Sitting on the park bench—snap, click, flame—she realized
a deep discontent smoldering underneath her private pleasures of fire. Heather
knew she wanted, maybe needed, perhaps was even born to fashion with fire.
Cinch, expand, flame. Not comfortable with the idea of becoming a criminal,
her logic went towards professions—welders, smelters, and artists. But her
love of fire rested too privately for her to share. She knew that. Snap,
roll, flame—she peered at the lighter flame, so sensitive to its surroundings,
vibrating gently from near and distant movements in the air, burning and
stretching toward hidden particles. On some days, Heather would look into
the faces of other people, searching their expressions for comparable sensitivity.
She never seemed to find it.
Heather stood up, tucking her purple lighter (one of her favorites because it
had shot up a large flame the first time every time for the last two months)—a.k.a.
her “outside-sitting-lighter”—securely into her right-front pocket. She took
out her tiny yellow lighter from her left-front pocket, the lighter that didn’t
make a clicking noise and emitted a tiny flame that wouldn’t go out when she
cinched the wheel with her left hand and walked.
Rough pink calluses formed the tips of both Heather’s thumbs.
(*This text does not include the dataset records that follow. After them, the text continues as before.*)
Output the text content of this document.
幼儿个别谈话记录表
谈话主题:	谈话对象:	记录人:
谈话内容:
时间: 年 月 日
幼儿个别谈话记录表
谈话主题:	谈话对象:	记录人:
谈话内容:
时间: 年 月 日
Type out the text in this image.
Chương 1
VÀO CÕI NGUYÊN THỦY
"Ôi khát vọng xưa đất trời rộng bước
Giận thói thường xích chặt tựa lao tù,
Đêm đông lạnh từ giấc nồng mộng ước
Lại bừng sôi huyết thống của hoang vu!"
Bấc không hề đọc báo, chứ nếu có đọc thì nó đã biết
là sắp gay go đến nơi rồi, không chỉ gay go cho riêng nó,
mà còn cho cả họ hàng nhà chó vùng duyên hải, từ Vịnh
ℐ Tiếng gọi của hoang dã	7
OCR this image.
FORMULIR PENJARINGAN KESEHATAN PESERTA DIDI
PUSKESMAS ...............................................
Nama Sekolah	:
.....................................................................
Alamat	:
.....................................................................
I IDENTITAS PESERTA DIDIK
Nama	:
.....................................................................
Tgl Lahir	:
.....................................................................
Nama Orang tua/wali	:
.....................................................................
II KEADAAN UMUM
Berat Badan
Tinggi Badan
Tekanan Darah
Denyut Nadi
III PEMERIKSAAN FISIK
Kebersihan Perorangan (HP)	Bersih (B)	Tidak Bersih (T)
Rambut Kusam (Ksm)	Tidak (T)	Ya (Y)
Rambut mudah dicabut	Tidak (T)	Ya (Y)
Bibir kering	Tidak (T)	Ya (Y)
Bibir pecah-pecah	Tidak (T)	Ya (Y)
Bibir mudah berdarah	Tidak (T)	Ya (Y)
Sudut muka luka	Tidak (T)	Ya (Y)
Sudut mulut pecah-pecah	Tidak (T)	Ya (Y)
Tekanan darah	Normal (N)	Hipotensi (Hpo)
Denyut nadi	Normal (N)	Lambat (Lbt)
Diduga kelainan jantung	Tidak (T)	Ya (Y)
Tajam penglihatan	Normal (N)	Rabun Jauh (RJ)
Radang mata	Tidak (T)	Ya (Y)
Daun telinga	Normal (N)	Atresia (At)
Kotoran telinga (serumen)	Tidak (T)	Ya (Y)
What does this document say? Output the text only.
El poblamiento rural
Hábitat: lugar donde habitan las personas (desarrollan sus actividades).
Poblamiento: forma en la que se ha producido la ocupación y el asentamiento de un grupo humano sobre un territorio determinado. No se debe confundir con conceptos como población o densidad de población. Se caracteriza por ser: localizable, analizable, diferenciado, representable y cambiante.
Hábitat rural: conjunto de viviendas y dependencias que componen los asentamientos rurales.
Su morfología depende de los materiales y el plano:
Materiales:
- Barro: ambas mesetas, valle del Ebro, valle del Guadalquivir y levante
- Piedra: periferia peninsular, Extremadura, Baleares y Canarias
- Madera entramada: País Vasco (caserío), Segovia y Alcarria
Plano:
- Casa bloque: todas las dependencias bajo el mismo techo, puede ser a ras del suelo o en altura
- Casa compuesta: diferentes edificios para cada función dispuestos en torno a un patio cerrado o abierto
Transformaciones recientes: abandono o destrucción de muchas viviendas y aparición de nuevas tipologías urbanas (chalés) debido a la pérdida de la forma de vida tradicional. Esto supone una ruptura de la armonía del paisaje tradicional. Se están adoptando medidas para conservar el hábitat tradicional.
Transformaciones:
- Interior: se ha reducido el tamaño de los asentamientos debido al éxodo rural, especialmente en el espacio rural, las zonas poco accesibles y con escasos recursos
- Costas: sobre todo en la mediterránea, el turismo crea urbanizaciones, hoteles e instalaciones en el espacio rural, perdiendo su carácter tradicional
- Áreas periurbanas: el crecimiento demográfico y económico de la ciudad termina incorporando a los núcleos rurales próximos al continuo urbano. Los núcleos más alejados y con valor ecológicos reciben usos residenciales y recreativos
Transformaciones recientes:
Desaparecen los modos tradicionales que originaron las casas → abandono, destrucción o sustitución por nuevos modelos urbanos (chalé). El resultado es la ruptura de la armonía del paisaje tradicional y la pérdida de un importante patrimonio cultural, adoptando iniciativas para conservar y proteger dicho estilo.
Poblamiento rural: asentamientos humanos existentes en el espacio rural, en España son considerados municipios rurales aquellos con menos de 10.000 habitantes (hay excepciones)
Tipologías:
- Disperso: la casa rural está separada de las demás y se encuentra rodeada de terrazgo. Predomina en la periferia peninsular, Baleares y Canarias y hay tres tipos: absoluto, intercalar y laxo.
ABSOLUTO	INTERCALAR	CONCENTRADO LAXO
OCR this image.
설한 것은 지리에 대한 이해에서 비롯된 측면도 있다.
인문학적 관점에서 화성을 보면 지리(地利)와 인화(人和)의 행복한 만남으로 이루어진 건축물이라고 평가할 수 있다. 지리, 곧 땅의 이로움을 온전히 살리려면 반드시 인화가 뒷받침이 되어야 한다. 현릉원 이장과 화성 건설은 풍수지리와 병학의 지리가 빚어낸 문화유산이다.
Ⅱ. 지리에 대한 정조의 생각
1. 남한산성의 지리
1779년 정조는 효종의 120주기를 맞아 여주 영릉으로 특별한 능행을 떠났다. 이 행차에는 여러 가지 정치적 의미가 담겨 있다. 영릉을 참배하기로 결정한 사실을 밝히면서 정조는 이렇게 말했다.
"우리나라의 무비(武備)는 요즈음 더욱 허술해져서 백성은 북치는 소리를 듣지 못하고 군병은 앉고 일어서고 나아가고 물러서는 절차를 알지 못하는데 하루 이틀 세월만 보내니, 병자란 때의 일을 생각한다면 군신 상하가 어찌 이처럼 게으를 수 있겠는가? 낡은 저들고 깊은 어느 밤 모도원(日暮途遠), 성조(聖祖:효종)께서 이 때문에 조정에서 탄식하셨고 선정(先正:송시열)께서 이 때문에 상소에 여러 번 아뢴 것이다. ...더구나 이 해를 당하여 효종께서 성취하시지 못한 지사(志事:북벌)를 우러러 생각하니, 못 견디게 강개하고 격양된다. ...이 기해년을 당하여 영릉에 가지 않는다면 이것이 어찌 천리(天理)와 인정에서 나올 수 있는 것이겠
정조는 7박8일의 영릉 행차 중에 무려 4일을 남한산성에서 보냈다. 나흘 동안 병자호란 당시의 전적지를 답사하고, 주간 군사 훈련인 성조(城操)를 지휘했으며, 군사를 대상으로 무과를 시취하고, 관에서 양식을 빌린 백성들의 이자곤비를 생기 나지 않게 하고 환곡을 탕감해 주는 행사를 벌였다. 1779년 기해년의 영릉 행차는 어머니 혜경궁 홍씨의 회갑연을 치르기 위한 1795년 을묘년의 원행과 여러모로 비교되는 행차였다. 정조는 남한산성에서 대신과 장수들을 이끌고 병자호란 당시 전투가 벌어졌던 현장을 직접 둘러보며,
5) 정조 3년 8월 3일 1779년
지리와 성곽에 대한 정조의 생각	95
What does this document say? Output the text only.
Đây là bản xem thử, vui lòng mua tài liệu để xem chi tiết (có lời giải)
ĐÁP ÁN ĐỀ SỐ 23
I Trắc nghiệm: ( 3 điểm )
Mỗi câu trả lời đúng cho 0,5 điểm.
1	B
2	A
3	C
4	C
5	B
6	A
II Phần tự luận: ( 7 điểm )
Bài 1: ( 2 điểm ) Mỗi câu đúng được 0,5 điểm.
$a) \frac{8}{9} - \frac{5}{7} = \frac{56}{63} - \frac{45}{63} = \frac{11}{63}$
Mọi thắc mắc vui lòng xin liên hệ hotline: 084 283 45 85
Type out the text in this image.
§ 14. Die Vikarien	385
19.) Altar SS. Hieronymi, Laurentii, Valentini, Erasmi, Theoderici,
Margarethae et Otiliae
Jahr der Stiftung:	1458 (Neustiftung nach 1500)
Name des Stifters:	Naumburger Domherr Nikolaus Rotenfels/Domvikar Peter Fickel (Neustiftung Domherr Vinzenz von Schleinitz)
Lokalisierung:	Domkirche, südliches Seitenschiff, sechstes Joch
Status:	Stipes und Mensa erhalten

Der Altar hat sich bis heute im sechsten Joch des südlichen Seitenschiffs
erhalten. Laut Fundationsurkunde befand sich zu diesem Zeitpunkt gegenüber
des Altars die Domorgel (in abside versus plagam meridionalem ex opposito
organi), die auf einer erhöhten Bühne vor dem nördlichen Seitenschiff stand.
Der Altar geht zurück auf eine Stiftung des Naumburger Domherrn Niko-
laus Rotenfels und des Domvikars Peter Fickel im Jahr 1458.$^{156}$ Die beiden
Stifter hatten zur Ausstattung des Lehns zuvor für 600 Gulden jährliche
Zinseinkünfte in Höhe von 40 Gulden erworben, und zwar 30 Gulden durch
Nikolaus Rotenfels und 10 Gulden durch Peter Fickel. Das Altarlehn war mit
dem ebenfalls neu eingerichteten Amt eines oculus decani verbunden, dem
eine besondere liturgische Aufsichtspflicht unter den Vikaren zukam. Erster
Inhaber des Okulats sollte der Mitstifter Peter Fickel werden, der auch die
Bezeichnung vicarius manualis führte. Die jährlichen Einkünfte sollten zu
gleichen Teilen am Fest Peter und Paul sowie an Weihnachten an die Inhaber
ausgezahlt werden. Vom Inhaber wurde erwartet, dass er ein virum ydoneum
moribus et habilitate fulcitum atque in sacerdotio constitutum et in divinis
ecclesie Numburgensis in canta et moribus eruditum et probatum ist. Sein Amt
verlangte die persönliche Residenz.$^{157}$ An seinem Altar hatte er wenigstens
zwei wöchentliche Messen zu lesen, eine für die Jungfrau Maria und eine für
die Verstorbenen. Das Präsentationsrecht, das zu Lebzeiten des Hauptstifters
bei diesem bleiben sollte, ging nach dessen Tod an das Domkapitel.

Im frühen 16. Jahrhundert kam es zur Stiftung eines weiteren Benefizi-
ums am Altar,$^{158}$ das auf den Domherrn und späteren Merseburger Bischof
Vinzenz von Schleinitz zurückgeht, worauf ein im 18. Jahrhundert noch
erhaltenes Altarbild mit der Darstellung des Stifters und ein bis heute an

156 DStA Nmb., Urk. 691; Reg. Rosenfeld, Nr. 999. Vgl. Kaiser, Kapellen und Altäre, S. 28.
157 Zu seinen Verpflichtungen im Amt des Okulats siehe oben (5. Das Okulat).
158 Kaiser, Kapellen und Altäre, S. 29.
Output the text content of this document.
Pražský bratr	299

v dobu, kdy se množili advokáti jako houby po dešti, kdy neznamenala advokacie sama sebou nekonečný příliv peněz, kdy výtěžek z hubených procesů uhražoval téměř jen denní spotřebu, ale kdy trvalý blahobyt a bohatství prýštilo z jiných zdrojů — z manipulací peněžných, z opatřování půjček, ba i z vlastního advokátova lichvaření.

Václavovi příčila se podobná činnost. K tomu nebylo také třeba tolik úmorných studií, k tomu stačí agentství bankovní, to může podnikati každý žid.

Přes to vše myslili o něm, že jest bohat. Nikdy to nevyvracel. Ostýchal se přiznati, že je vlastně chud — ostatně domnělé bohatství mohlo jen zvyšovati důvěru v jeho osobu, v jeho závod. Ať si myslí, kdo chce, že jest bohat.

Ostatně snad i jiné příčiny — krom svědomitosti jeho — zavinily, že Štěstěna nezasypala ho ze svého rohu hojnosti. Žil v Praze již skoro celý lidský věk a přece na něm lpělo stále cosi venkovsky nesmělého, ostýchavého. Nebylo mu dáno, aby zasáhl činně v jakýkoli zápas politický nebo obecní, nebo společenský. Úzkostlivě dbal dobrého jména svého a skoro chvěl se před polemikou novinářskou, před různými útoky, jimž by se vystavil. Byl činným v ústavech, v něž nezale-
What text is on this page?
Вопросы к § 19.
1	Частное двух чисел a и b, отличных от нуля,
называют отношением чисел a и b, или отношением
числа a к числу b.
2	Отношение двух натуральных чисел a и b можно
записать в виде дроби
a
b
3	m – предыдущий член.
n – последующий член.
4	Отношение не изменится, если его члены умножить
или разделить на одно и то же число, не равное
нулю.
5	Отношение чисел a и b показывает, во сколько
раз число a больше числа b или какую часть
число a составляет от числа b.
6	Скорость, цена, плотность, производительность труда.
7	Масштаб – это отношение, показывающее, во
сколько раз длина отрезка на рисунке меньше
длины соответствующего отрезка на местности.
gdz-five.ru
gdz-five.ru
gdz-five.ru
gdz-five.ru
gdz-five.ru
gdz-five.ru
She loved to feel
the calluses against the softness of her cheeks and thighs, as if her very skin
confirmed the existence of fire. Once, she snapped and clicked a lighter for
seven-hours straight until her right thumb bled and the flame ceased to emerge
out of its plastic den.
She walked swiftly, head down, eyes usually on the flame. When she looked at
buildings or houses in town she wanted to set them on fire, and while these images
were beautiful, frustration always surfaced because she couldn’t burn them down,
or maybe because she didn’t know how to yet. The stores attracted so many people
with their objects of nothingness. People always want
more things, she thought,
things that didn’t mean anything, yet everyone attaches
such great meaning to their things, as if pictures, vases, and stupid mass-produced
images of things make up their identities. She smiled blandly to herself at the inanity of it
all. This was brand name, and that was antique, most of it a circus show, all
of it a distraction. Distraction from what, exactly, Heather didn’t know, but
she knew most people didn’t understand the beauty of fire, or any other natural
thing. Her thoughts delved into the attachments her own parents had for all the
unnecessary things in their home. Even the family pictures she didn’t quite get—weren’t
they just ways of living in the past?
Heather kept a small notebook and wrote down items she found to be useful in
her home. The list was precariously short. She understood the need for lighters,
of course, and utensils, chairs, beds, toothbrushes, pens, books, paper, and
a few clothing items, but she could have easily gotten rid of at least half of
all these things in her house. All this stuff seemed to complicate life, and
it worried her. She wanted to rid. She wanted everyone to rid. To understand
why they needed to rid. Such a goal seemed helpless as she snapped her lighter
and brought the flame out, as if bringing the potential of fire to the fore of
She walked down the sidewalk, looking up at the store called “stuff remembered”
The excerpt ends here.